What is your position with Doing Good Works?
Technically my position is Purpose Printery Lead — we use an in-house printer to create name badges, plates, t-shirts, hoodies, and water bottles. I print and ship nearly everything that comes through this side of the business, which are primarily smaller orders.
How did you come to work at Doing Good Works?
It’s an interesting story. I lived in the Thrive quad with OC United that houses about eleven women. Sometimes they post job opportunities and I saw a message that Doing Good Works needed help filling backpacks for a college event for $15 an hour. I was low on money and decided to go. I tend to be a little nervous by nature and was going through a period in my life where that was a predominant personality trait. So I was filling backpacks at the speed of light and breaking a sweat! Scott was visibly impressed and said “whoa, what’s going on with you?” and I said, “Oh, it’s just adrenaline!” He liked my sense of humor. I had recently quit a retail job that wasn’t very fulfilling. After the event, I walked up to Scott and said “I am really interested in your company and I need a job. How can we make that happen?” We emailed through the summer and fall to stay in touch about potential opportunities. Then my caseworker told me about a Doing Good Works training with a printing machine for people at OC United. So I emailed him again asking if I could attend. Jolene (another Purpose Printery employee) and I attended and from that day on I was pretty much on board.

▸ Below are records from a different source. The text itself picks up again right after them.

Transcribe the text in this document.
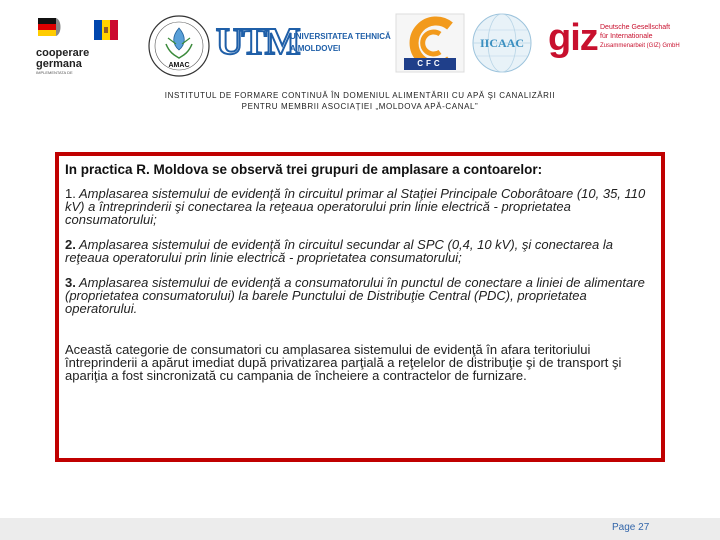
cooperare
germana
IMPLEMENTATA DE
AMAC
UTM
UNIVERSITATEA TEHNICĂ
A MOLDOVEI
CFC
IICAAC giz Deutsche Gesellschaft
für Internationale
Zusammenarbeit (GIZ) GmbH
INSTITUTUL DE FORMARE CONTINUĂ ÎN DOMENIUL ALIMENTĂRII CU APĂ ŞI CANALIZĂRII
PENTRU MEMBRII ASOCIAȚIEI „MOLDOVA APĂ-CANAL”
In practica R. Moldova se observă trei grupuri de amplasare a contoarelor:
1. Amplasarea sistemului de evidenţă în circuitul primar al Staţiei Principale Coborâtoare (10, 35, 110 kV) a întreprinderii şi conectarea la reţeaua operatorului prin linie electrică - proprietatea consumatorului;
2. Amplasarea sistemului de evidenţă în circuitul secundar al SPC (0,4, 10 kV), şi conectarea la reţeaua operatorului prin linie electrică - proprietatea consumatorului;
3. Amplasarea sistemului de evidenţă a consumatorului în punctul de conectare a liniei de alimentare (proprietatea consumatorului) la barele Punctului de Distribuţie Central (PDC), proprietatea operatorului.
Această categorie de consumatori cu amplasarea sistemului de evidenţă în afara teritoriului întreprinderii a apărut imediat după privatizarea parţială a reţelelor de distribuţie şi de transport şi apariţia a fost sincronizată cu campania de încheiere a contractelor de furnizare.
Page 27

Doing Good Works is founded on the mission that every young person aging out of foster care deserves an equal chance to succeed and access to the networks and tools that can empower them. What does this mission mean to you?

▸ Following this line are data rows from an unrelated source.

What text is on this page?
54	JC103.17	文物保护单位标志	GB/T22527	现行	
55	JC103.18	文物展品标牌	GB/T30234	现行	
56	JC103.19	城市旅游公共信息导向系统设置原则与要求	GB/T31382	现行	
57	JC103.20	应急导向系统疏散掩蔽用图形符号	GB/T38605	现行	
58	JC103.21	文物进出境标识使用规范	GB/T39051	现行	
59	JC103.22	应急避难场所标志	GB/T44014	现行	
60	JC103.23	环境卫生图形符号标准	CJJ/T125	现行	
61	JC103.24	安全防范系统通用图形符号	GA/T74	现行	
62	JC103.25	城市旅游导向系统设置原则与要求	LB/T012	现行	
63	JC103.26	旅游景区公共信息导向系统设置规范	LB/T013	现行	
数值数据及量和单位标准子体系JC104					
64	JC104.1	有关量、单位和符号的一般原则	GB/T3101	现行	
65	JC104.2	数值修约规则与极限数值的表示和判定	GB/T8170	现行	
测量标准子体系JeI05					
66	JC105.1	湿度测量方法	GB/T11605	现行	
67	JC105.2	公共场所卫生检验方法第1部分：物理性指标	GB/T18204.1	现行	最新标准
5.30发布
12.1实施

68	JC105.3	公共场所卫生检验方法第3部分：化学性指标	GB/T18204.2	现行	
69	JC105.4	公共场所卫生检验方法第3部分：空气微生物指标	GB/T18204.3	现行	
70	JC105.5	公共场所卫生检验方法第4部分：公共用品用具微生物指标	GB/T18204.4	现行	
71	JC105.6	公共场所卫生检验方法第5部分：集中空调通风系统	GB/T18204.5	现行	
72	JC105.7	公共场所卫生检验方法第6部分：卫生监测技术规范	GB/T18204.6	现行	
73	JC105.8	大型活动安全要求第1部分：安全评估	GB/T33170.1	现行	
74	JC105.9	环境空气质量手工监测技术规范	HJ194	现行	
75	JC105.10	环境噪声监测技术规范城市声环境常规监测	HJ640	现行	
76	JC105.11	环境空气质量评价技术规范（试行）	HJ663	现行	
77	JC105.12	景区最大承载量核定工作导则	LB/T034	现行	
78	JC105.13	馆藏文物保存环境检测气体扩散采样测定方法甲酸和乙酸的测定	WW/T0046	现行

I feel like there is this horrible stigma with former foster youth. I am in a scholarship program specific to foster youth and kids in other scholarship programs, it’s like they can smell it on you. They have a set image of someone who is delinquent, has problems and is unable to keep a job. I’ve experienced that stigma a lot in my life both in jobs and in school. Even my teachers would react in shock when reading my permission slips; once they saw “foster mom” they assumed that something was wrong or that I needed help. And even if I asked them for help, they probably would not be able to provide it. It’s kind of like “oh you poor thing — let me try to help” — but ultimately, I can’t do a lot for you. With Doing Good Works there’s an understanding and acknowledgment that you’ve been through something, but you aren’t treated like you are different. You are perceived as a normal person, and they want you to improve and not stay stuck in a dead-end job that doesn’t fulfill you or allow you to move up the ranks. If I went to McDonald's and told them I want to be a manager, they might laugh.

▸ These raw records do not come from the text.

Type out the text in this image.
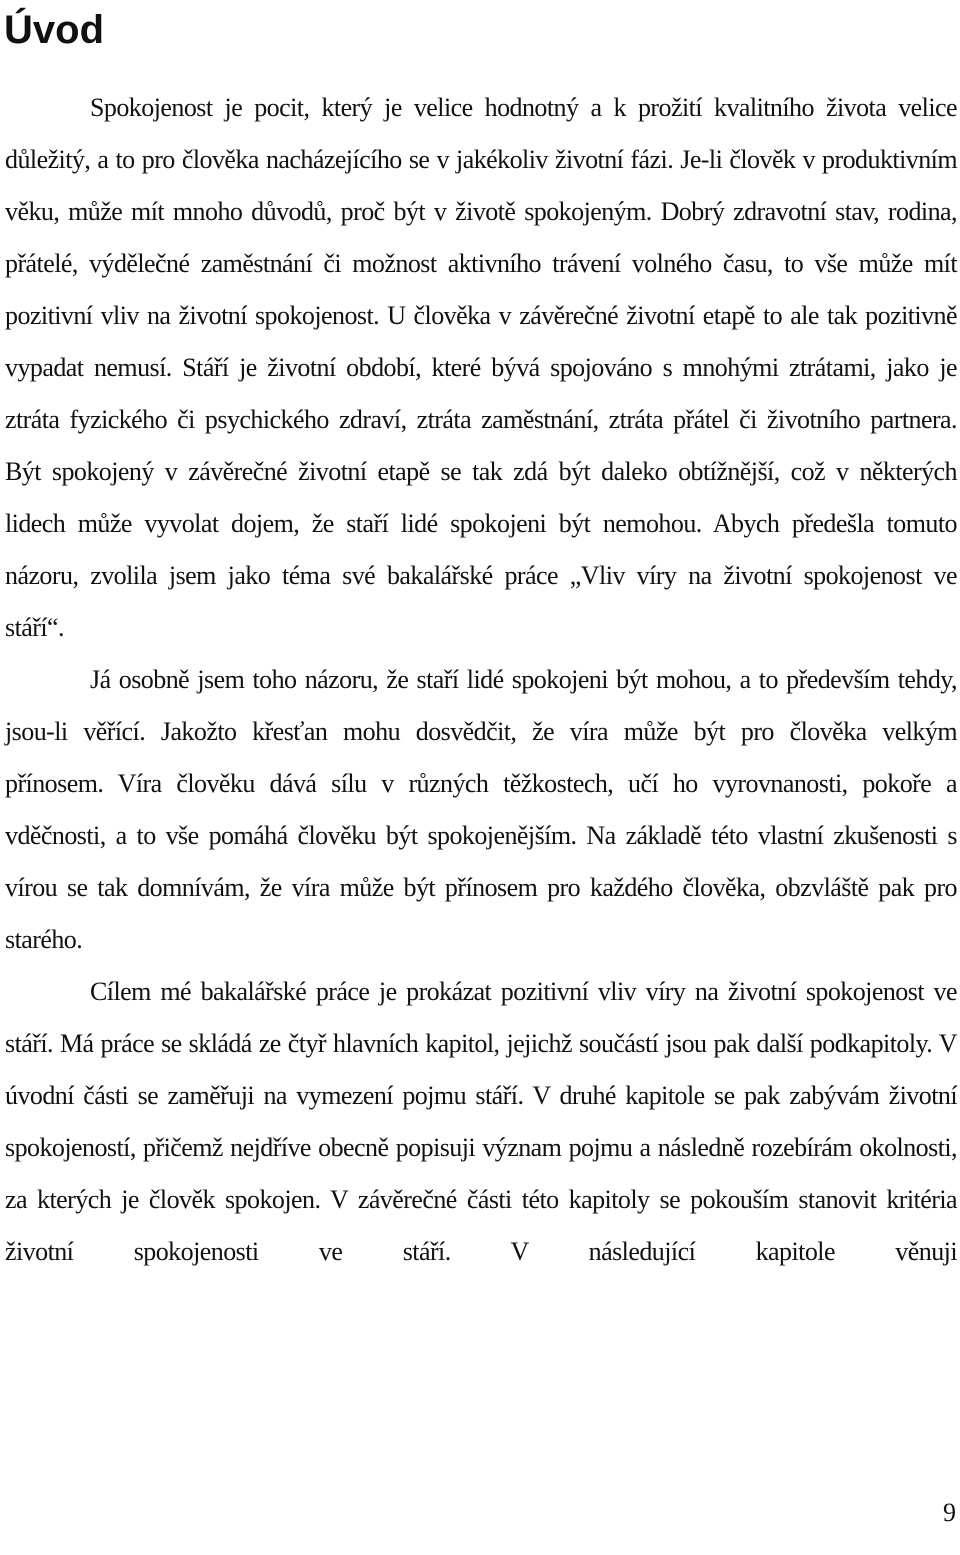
Úvod

Spokojenost je pocit, který je velice hodnotný a k prožití kvalitního života velice důležitý, a to pro člověka nacházejícího se v jakékoliv životní fázi. Je-li člověk v produktivním věku, může mít mnoho důvodů, proč být v životě spokojeným. Dobrý zdravotní stav, rodina, přátelé, výdělečné zaměstnání či možnost aktivního trávení volného času, to vše může mít pozitivní vliv na životní spokojenost. U člověka v závěrečné životní etapě to ale tak pozitivně vypadat nemusí. Stáří je životní období, které bývá spojováno s mnohými ztrátami, jako je ztráta fyzického či psychického zdraví, ztráta zaměstnání, ztráta přátel či životního partnera. Být spokojený v závěrečné životní etapě se tak zdá být daleko obtížnější, což v některých lidech může vyvolat dojem, že staří lidé spokojeni být nemohou. Abych předešla tomuto názoru, zvolila jsem jako téma své bakalářské práce „Vliv víry na životní spokojenost ve stáří“.

Já osobně jsem toho názoru, že staří lidé spokojeni být mohou, a to především tehdy, jsou-li věřící. Jakožto křesťan mohu dosvědčit, že víra může být pro člověka velkým přínosem. Víra člověku dává sílu v různých těžkostech, učí ho vyrovnanosti, pokoře a vděčnosti, a to vše pomáhá člověku být spokojenějším. Na základě této vlastní zkušenosti s vírou se tak domnívám, že víra může být přínosem pro každého člověka, obzvláště pak pro starého.

Cílem mé bakalářské práce je prokázat pozitivní vliv víry na životní spokojenost ve stáří. Má práce se skládá ze čtyř hlavních kapitol, jejichž součástí jsou pak další podkapitoly. V úvodní části se zaměřuji na vymezení pojmu stáří. V druhé kapitole se pak zabývám životní spokojeností, přičemž nejdříve obecně popisuji význam pojmu a následně rozebírám okolnosti, za kterých je člověk spokojen. V závěrečné části této kapitoly se pokouším stanovit kritéria životní spokojenosti ve stáří. V následující kapitole věnuji

9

But at Doing Good Works they realize that our dreams and desires hold value and that we are more than just a statistic.
People have certain preconceived notions — if I say that I am a dependent of the court then they expect me to have all these problems and an atypical life. I don’t really have any more problems; I was just taught inappropriate coping skills and have to spend extra time to process them correctly. There is an expectation of failure and if I do slip up people won’t be surprised. Different is scary. People have their own perceptions of what is normal. If you come in and say well, I didn’t live a normal life but I’m still a normal person — I think that’s automatically surprising to people.